Cependant, c'était effectivement très dangereux pour Shen Aiguo. À l'avenir, elle rappellerait à Frère Aiguo, tant que Frère Aiguo avait des sentiments pour elle, elle ne se souciait pas du statut.
« Bon, vous les jeunes, allez vous promener si vous voulez, souvenez-vous juste de revenir quand je vais bientôt finir mon service. » dit Ma Boyuan, sortant plusieurs billets de dix dollars et une pile de divers bons de sa poche et les fourrant dans la main de Du Jinrong.
« Oncle Ma, qu'est-ce que vous faites ? Je ne peux pas accepter ça, reprenez-le s'il vous plaît. » Du Jinrong fut surprise et refusa rapidement.
« Oncle Ma n'a pas pu assister à votre mariage, c'est une bénédiction tardive d'Oncle Ma, aussi un cadeau pour votre première rencontre. Tu ne peux pas refuser. » dit Ma Boyuan sérieusement.
« Jinrong, c'est la gentillesse d'Oncle Ma, tu devrais la prendre. » Shen Aiguo comprenait très bien la personnalité de Ma Boyuan. Ce n'était pas le bon moment ni le bon endroit pour pousser des va-et-vient. Quand il partirait, il laisserait du grain à Oncle Ma.
« Liu Tao, viens ici une seconde. » Ma Boyuan appela un policier au loin.
« Directeur Ma, vous m'appelez ? » Liu Tao accourut.

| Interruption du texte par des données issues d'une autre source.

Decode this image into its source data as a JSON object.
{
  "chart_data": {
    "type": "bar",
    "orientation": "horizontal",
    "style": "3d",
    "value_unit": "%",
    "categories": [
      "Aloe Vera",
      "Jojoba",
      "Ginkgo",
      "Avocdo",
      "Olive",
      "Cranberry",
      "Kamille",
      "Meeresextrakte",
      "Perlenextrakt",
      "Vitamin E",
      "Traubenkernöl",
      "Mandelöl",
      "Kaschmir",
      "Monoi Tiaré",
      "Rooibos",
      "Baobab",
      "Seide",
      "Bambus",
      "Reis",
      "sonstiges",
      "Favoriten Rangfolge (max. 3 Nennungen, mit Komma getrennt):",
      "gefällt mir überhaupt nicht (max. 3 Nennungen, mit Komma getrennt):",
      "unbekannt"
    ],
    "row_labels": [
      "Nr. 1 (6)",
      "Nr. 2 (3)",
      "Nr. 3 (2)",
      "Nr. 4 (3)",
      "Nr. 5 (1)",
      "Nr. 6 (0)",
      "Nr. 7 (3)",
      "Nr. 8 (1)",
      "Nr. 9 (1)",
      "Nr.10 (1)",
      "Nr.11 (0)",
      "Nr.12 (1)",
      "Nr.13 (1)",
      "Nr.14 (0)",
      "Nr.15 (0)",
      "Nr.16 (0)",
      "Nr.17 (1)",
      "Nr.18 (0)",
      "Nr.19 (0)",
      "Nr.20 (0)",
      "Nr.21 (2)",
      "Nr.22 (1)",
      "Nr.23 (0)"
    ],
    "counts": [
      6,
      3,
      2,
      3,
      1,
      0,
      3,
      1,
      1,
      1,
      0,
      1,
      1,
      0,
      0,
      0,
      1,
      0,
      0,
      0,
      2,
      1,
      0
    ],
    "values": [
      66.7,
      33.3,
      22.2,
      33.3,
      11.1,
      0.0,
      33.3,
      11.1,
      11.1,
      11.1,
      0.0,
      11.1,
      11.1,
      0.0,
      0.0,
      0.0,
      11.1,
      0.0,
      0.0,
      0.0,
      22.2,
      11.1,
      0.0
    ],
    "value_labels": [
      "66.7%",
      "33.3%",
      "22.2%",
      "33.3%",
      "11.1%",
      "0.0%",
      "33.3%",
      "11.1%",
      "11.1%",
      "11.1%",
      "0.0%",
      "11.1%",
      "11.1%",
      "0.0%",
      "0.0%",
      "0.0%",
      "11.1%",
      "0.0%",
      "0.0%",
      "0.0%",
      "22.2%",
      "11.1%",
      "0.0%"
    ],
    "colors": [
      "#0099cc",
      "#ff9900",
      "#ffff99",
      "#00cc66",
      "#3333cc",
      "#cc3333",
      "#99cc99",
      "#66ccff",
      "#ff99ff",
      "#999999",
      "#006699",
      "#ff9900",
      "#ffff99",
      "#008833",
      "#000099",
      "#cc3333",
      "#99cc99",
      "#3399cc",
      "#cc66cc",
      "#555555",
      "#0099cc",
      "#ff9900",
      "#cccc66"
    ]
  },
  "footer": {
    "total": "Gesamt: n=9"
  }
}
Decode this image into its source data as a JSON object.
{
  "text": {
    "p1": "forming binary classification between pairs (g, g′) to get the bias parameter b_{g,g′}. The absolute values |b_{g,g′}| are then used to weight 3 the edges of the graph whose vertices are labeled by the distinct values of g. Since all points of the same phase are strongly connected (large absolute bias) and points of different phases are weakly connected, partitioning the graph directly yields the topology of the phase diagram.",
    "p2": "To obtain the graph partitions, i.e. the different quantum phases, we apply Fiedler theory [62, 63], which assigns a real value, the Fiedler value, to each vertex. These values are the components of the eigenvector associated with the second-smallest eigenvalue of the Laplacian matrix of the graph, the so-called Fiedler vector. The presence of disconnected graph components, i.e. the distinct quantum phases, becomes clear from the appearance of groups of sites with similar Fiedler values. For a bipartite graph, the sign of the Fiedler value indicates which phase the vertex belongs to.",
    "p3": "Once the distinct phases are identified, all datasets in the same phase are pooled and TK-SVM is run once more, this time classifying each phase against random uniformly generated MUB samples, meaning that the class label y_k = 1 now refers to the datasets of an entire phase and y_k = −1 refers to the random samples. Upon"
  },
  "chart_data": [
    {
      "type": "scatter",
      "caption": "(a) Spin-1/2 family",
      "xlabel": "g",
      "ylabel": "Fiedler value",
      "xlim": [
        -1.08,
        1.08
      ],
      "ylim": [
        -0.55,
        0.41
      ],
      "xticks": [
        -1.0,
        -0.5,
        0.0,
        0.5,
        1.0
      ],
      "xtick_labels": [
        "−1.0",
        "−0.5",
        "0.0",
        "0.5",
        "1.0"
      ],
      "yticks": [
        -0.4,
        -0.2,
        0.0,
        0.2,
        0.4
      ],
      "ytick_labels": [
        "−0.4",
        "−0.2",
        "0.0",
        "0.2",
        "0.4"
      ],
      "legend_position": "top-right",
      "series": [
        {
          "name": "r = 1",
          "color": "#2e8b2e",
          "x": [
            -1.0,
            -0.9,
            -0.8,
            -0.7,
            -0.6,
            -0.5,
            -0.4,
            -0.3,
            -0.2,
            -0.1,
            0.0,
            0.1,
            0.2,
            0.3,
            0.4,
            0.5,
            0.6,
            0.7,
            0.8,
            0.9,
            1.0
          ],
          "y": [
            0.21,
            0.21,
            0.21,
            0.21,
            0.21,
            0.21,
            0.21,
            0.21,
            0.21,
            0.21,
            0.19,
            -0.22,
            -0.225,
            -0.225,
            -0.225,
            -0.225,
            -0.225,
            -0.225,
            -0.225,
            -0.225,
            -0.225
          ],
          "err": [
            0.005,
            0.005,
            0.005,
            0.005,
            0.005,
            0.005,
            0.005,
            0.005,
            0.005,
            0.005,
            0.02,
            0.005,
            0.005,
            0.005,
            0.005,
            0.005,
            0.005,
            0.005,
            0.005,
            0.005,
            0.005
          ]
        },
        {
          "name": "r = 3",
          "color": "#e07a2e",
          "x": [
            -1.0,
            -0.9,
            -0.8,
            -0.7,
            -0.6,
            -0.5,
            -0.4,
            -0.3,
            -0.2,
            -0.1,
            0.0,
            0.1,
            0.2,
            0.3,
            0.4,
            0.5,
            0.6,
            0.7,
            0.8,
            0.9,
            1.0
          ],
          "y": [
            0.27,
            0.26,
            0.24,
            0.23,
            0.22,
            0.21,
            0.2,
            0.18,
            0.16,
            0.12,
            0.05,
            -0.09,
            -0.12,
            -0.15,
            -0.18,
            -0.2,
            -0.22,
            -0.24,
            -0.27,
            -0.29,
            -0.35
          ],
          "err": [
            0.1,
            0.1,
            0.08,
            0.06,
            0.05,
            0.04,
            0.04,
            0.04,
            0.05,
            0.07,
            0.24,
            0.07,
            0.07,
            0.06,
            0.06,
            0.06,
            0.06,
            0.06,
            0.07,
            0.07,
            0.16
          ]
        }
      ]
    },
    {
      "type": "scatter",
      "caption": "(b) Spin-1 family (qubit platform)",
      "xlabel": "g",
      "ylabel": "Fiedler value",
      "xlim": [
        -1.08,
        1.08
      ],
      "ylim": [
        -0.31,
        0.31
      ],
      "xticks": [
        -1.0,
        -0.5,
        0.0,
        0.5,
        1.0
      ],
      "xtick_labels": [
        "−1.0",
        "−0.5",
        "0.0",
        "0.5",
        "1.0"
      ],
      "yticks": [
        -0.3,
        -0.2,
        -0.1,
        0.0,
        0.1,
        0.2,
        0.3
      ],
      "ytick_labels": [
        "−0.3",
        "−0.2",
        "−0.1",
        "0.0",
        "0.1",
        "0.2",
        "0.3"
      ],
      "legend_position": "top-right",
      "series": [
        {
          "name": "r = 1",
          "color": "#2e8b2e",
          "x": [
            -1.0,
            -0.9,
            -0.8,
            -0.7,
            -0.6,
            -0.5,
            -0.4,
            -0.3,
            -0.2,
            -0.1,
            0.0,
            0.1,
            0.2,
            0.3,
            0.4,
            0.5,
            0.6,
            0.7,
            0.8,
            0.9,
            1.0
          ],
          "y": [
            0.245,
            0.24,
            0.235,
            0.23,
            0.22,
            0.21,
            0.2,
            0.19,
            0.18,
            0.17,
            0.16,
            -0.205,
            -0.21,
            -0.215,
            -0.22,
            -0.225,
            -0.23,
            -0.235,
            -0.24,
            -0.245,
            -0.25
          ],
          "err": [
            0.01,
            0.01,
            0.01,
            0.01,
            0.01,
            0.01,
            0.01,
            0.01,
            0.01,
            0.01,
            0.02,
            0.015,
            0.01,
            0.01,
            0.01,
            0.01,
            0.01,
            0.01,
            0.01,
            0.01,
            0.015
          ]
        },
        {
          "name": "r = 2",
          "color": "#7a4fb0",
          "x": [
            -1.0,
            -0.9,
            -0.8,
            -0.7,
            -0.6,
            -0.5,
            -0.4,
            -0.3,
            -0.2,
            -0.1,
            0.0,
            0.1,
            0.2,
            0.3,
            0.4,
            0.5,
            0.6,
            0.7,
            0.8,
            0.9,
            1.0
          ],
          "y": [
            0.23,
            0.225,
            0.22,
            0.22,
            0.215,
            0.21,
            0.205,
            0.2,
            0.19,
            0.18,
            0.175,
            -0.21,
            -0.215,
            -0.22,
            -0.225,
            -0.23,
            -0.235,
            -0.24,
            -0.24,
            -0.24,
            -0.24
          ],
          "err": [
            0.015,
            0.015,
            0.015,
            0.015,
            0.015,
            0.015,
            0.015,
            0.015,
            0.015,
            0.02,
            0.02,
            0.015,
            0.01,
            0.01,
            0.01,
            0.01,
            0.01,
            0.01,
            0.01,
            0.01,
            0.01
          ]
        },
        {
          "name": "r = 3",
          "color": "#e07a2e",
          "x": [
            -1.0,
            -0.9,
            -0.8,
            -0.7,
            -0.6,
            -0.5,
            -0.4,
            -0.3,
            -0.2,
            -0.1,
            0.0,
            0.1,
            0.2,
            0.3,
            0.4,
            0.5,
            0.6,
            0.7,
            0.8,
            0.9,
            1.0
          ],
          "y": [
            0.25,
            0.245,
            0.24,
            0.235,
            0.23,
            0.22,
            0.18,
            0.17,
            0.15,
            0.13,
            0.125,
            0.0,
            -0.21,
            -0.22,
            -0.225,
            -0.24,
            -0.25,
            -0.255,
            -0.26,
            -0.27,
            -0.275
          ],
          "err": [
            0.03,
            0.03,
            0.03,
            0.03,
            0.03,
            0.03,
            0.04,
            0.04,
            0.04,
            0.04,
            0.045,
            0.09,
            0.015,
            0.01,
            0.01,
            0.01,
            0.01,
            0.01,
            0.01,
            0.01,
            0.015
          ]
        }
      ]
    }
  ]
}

« Liu Tao, c'est mon ancien commandant de compagnie de l'armée, maintenant muté à Pékin. Il a attrapé ces voleurs qui nous donnent des maux de tête depuis si longtemps. Prends d'abord sa déposition, et après ça, ils veulent aller visiter le district de Changning. » Ma Boyuan instruisit.
« D'accord, Directeur Ma, j'emmène tout de suite ce jeune frère pour sa déposition. » Liu Tao sourit et hocha la tête à Shen Aiguo.
« Au fait, Oncle Ma, jetez un œil à ce journal, et faites attention à ce chauve ; il pourrait être Gu Wanfa. » Shen Aiguo mit un journal dans la main de Ma Boyuan et chuchota à son oreille, puis partit avec Liu Tao pour faire sa déposition.
Ma Boyuan ne comprit pas ce que Shen Aiguo disait, alors il ouvrit le journal.
« En avril 1952, une bijouterie de Tieshi a été volée, et le propriétaire et le commis ont été assassinés. En juillet de la même année, un mont-de-piété a été volé, et deux commis ont été brutalement assassinés. En décembre… »
Cette affaire… pourquoi est-elle si familière ?
Gu, Gu, Gu Wanfa.
Oui, oui, c'est ce que Shen Aiguo vient de lui dire, le nom Gu Wanfa.
Si c'est le cas, alors moi…
Wow ! Ma Boyuan eut soudain l'impression que ce bonheur arrivait trop soudainement.